Anti-promastigote activity of dillapiole and isodillapiole against Leishmania chagasi

D Farah 1, R Parisi-Filho 1, F Magri 1, V Bonardo 1, P Fiorino 1, V Farah 1, M Fonteles 1, J Delorenzi 2
  • 1Universidade Presbiteriana Mackenzie, Centro de Ciências Biolçógicas e da Saúde, Rua da Consolação, 896, 01302907 São Paulo, Brazil
  • 2Universidade Presbiteriana Mackenzie, Centro de Ciências Biológicas e da Saúde – Farmácia, Rua da Consolação, 896, 01302–907 São Paulo, Brazil

Leishmaniasis is still a worldwide health problem with 12 million people infected around the world and with 200 million people living at risk areas in 80 countries.

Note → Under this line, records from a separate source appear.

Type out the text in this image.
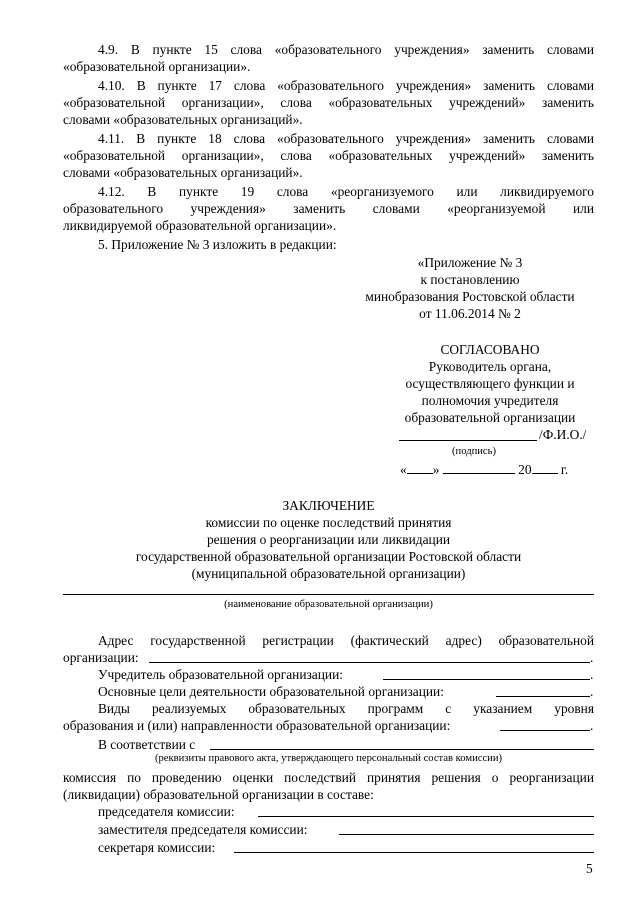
4.9. В пункте 15 слова «образовательного учреждения» заменить словами
«образовательной организации».
4.10. В пункте 17 слова «образовательного учреждения» заменить словами
«образовательной организации», слова «образовательных учреждений» заменить
словами «образовательных организаций».
4.11. В пункте 18 слова «образовательного учреждения» заменить словами
«образовательной организации», слова «образовательных учреждений» заменить
словами «образовательных организаций».
4.12. В пункте 19 слова «реорганизуемого или ликвидируемого
образовательного учреждения» заменить словами «реорганизуемой или
ликвидируемой образовательной организации».
5. Приложение № 3 изложить в редакции:
«Приложение № 3
к постановлению
минобразования Ростовской области
от 11.06.2014 № 2
СОГЛАСОВАНО
Руководитель органа,
осуществляющего функции и
полномочия учредителя
образовательной организации
/Ф.И.О./
(подпись)
« »	20 г.
ЗАКЛЮЧЕНИЕ
комиссии по оценке последствий принятия
решения о реорганизации или ликвидации
государственной образовательной организации Ростовской области
(муниципальной образовательной организации)
(наименование образовательной организации)
Адрес государственной регистрации (фактический адрес) образовательной
организации:	.
Учредитель образовательной организации:	.
Основные цели деятельности образовательной организации:	.
Виды реализуемых образовательных программ с указанием уровня
образования и (или) направленности образовательной организации:	.
В соответствии с
(реквизиты правового акта, утверждающего персональный состав комиссии)
комиссия по проведению оценки последствий принятия решения о реорганизации
(ликвидации) образовательной организации в составе:
председателя комиссии:
заместителя председателя комиссии:
секретаря комиссии:
5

Pentavalent antimonals are the main line treatment for leishmaniasis. Disadvantages such as costs, long-term treatment, side effects and low efficacy against and resistance to many strains have been reported. The search for newer substances obtained from natural products that can be used as prototypes potentially superior semi-synthetic analogues is currently an area of great interest. Dillapiole is the major component of the essential oil extracted from Piper aduncum. The aim of this work was to evaluate the leishmanicidal activity of dillapiole and the semi-synthetic analogues isodillapiole against promastigotes of L. chagasi. The anti-promastigote activity was evaluated as proposed by Delorenzi et al (2001). Promastigotes were incubated in the presence of different concentrations of Dillapiole and Isodillapiole, which were added only once to the cultures. After 3 days at 26°C, parasite survival was estimated by counting viable or motile forms. Both drugs exhibited a strong anti-promastigote activity, reducing parasite survival in 99 and 96%, respectively, when we used 50µg/ml of the drugs. Both drugs also showed a concentration dependent activity, however, isodillapiole was less active in lower concentrations. DMSO 1% was used as solvent control. No toxicity to the macrophages was observed after the treatment with the drugs, as measured by their spreading and adherence to glass surface.

Acknowledgements: Hebron Farmacêutica, MackPesquisa, PIBIC/Mackenzie.

References: 1. DELORENZI et al. DOI:10.1128/AAC.45.5.1349–1354.2001.